A9: We focused our data on a more useful 680 nm peak (we use it in most experiments because of its red-shift not overlapping with some bio-molecules), but as requested, now we inserted a picture where the peak at 431 nm is also shown.

 

Q10. Line 147: where it says "absorption shoulder (as well as excitation spectrum)" please substitute with "(noticeable also in the excitation spectrum).

A10: We changed the text.

Q11. Paragraph 3.2: I would rewrite here what MEL and DSS stand for, to help readers.

A11: we added full names in the headline.

Q12. Line 184 (caption of the Figure): what does uMin a cuvette mean? Please correct

A12: Thank you for noticing, a space was missing, it means “mM in a cuvette”.

Q13. Fig. 2b, please substitutes commas with dots in the numbers on the x axis

A13: We changed commas with dots, thank you for noticing.

 

Q14. Caption of Fig. 3, lines 199-200: maybe it is better to say "all slits: 20", right now it is strange to have written "20 20"

A14: We changed it into the appropriate format of writing, thank you for noticing.

 

Q15. Line 211: please correct in the following way: "was obtained by the model"

A15: We changed the text, thank you for noticing.

Q16. Figure 3: Why with DSS, 2 excitation wavelengths were checked and only one for MEL?

A16: Because of the inner filter effect. AuNC@BSA could be excited at two wavelengths: at 365 nm and 540 nm. If one looks at the absorption spectrum of DSS, he can see that DSS does not absorb at any excitation wavelength of AuNC@BSA and that makes DSS perfect for determination of the validity of the method at two exc. wavelengths. However, MEL absorbs at 362 nm (with quite a high molar absorption coefficient) which overlaps the 1st. excitation wavelength of AuNC@BSA (365 nm) and MEL absorbance could cause an inner filter effect giving inaccurate results – thus only 540 nm excitation was used.

 

Q17. Why for STC the control was performed with HSA? In Table 1 it is said it was with BSA as well, but in the manuscript text is written HSA.
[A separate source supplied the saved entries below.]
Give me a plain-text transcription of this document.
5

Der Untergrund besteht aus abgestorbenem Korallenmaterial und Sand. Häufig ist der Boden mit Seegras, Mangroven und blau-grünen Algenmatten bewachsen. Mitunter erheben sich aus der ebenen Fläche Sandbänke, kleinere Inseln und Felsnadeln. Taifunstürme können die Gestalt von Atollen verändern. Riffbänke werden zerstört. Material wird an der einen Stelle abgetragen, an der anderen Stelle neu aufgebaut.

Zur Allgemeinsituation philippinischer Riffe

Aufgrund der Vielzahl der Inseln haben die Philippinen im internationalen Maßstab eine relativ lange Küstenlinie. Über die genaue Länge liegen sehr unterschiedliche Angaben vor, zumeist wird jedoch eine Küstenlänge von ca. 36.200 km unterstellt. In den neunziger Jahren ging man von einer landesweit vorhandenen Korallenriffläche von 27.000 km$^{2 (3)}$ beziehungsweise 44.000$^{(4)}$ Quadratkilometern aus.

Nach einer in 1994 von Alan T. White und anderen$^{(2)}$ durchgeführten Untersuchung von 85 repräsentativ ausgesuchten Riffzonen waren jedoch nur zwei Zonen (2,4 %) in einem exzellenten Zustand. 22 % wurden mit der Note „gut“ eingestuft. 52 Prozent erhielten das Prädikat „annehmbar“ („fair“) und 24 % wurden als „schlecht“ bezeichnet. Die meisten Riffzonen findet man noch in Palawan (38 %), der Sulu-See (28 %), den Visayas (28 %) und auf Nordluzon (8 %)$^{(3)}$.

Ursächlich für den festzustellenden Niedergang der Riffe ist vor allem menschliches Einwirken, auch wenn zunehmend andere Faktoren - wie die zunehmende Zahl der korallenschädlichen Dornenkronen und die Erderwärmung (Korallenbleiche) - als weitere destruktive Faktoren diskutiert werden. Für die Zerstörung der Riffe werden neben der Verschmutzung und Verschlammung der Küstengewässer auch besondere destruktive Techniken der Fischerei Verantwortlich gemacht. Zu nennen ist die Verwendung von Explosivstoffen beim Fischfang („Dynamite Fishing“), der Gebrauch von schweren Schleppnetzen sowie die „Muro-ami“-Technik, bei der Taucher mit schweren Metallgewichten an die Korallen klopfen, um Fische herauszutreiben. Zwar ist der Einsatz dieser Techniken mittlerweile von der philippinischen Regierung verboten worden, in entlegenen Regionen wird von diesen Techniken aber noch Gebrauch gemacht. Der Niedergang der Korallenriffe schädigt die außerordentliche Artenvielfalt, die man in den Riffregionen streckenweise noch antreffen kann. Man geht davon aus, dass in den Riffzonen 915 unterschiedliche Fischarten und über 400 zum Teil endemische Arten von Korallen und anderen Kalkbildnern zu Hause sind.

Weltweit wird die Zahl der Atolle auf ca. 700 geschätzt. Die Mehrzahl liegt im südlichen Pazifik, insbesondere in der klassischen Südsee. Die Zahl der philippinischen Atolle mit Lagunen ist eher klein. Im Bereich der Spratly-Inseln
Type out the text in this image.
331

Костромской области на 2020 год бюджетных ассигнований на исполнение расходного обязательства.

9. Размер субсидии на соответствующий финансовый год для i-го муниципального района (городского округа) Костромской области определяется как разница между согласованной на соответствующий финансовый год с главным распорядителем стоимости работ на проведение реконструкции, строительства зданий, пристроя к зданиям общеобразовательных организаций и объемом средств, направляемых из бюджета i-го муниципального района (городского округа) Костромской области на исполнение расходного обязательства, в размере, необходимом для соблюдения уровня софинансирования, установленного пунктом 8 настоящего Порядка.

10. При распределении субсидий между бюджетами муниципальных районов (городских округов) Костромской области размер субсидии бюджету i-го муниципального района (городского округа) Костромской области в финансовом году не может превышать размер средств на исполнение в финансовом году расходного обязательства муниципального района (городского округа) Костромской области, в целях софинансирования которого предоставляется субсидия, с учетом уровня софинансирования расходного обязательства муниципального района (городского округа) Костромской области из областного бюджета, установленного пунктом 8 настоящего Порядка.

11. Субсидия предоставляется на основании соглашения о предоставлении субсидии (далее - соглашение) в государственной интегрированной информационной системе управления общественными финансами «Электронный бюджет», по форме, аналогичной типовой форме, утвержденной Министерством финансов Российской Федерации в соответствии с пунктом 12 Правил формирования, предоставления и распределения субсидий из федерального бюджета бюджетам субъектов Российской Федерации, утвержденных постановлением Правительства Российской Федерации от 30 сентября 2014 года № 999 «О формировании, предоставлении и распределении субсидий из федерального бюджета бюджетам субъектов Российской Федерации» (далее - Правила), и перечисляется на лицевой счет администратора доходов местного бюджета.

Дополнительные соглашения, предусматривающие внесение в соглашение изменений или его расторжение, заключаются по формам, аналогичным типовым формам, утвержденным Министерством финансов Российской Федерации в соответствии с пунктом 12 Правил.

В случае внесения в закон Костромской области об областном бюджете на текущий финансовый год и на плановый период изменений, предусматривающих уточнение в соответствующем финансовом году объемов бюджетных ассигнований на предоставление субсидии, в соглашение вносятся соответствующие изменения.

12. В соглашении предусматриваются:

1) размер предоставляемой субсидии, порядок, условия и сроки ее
A17. In general, HSA and BSA should bind small molecules very similarly. Since in the literature HSA/AFB1 binding constant as reported (ref 39, commented below Table 1), but no data were known for STC, we for comparison reasons with aforesaid literature data performed titration of STC with HSA.

 

Q18. Please remove the journal template sentence from the acknowledgements

A18: We removed the sentence, thank you for noticing.

Round 2

Reviewer 4 Report

The English writing is good, the references cited are reasonable, the experimental results and the results in supplementary materials can support the experimental conclusions, the experimental design is rigorous, and the experimental data are authentic and reliable.